Unjukrasa, Heru Triono Akui Baru Terimah Edaran Pemkot

DATABICARA.COM, Lubuklinggau – Masyarakat yang tergabung dalam Gerakan Mahasiswa Nasional Indonesia (GMNI) Dewan Pimpinan Cabang (DPC) Kota Lubuklinggau, Provinsi Sumatera Selatan, Unjukrasa. Selasa (21/05).

Selain menyeruduk Kantor Walikota Lubuklinggau Gabungan masyarakat tersebut menggelar Aksi serupa di depan Hotel Dafam Lubuklinggau, Akai tersebut sebagai bentuk tolak Hiburan malam pada bulan suci ramadhan 1440 H.

Mewakili Pemerintah Kota Lubuklingau melalui Sekertaris Daerah (Sekda) Kota Lubuklinggau H Rahman Sani menjelaskan bahwa pihak Pemkot sejak jauh hari pihaknya sudah mengeluarkan surat himbauan terkait larangan membuka hiburan malam selama bulan suci ramadhan.

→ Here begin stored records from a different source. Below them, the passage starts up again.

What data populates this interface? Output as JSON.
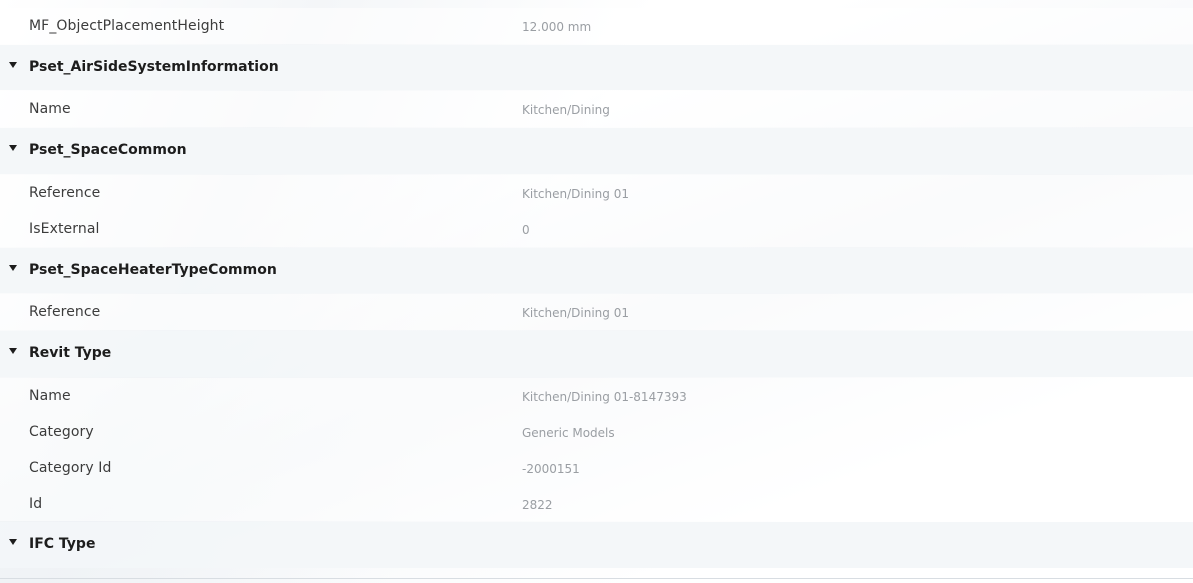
{
  "rows": [
    {
      "kind": "prop",
      "label": "MF_ObjectPlacementHeight",
      "value": "12.000 mm"
    },
    {
      "kind": "group",
      "label": "Pset_AirSideSystemInformation"
    },
    {
      "kind": "prop",
      "label": "Name",
      "value": "Kitchen/Dining"
    },
    {
      "kind": "group",
      "label": "Pset_SpaceCommon"
    },
    {
      "kind": "prop",
      "label": "Reference",
      "value": "Kitchen/Dining 01"
    },
    {
      "kind": "prop",
      "label": "IsExternal",
      "value": "0"
    },
    {
      "kind": "group",
      "label": "Pset_SpaceHeaterTypeCommon"
    },
    {
      "kind": "prop",
      "label": "Reference",
      "value": "Kitchen/Dining 01"
    },
    {
      "kind": "group",
      "label": "Revit Type"
    },
    {
      "kind": "prop",
      "label": "Name",
      "value": "Kitchen/Dining 01-8147393"
    },
    {
      "kind": "prop",
      "label": "Category",
      "value": "Generic Models"
    },
    {
      "kind": "prop",
      "label": "Category Id",
      "value": "-2000151"
    },
    {
      "kind": "prop",
      "label": "Id",
      "value": "2822"
    },
    {
      "kind": "group",
      "label": "IFC Type"
    }
  ],
  "icons": {
    "group_toggle": "caret-down-icon"
  }
}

“Tentang hiburan malam yang berada di Kota Lubuklinggau, dari seminggu sebelum puasa Pemkot sudah memberi surat himbauan atau edaran ke Camat, Lurah yakni menutup hiburan malam selama bulan suci ramadhan,” Jelas Sekda dihadapan Masyarakat dan insan pers.

Tak hanya sampai disitu, Gabungan Masyarakat tersebut menggelar aksi yang sama di depan Hotel Dafam Kota Lubuklinggau, Dan langsung oleh Manager Cafe dan Karaoke Ibiza, Heru Triono mengungkapkan bahwa pihaknya baru menerima surat himbauan atau edaran dari Pemerintah Kota Lubuklinggau mengenai larangan membuka hiburan malam saat bulan puasa.

“Baru tadi malam kita menerima surat edaran dari Pemkot mengenai larangan tersebut, Jadi kita putuskan mulai hari ini musik di cafe bakal kita tutup selama bulan puasa,” katanya.

Sementara Rike, Ketua DPC GMNI Kota Lubuklingau, saat melakukan aksi di depan hotel Daffam, jika pihaknya telah melakukan sweeping, dan mempunyai bukti jika cafe dan karaoke Ibiza terus beroperasi saat malam, meskipun dibulan ramadhan.

“Kami tidak mengada-ada, selama beberapa malam terakhir kami melakukan sweeping kebeberapa tempat hiburan malam. Salah satunya Ibiza ini, dan kami juga memiliki bukti fhoto,” Tegasnya. (Ebied s).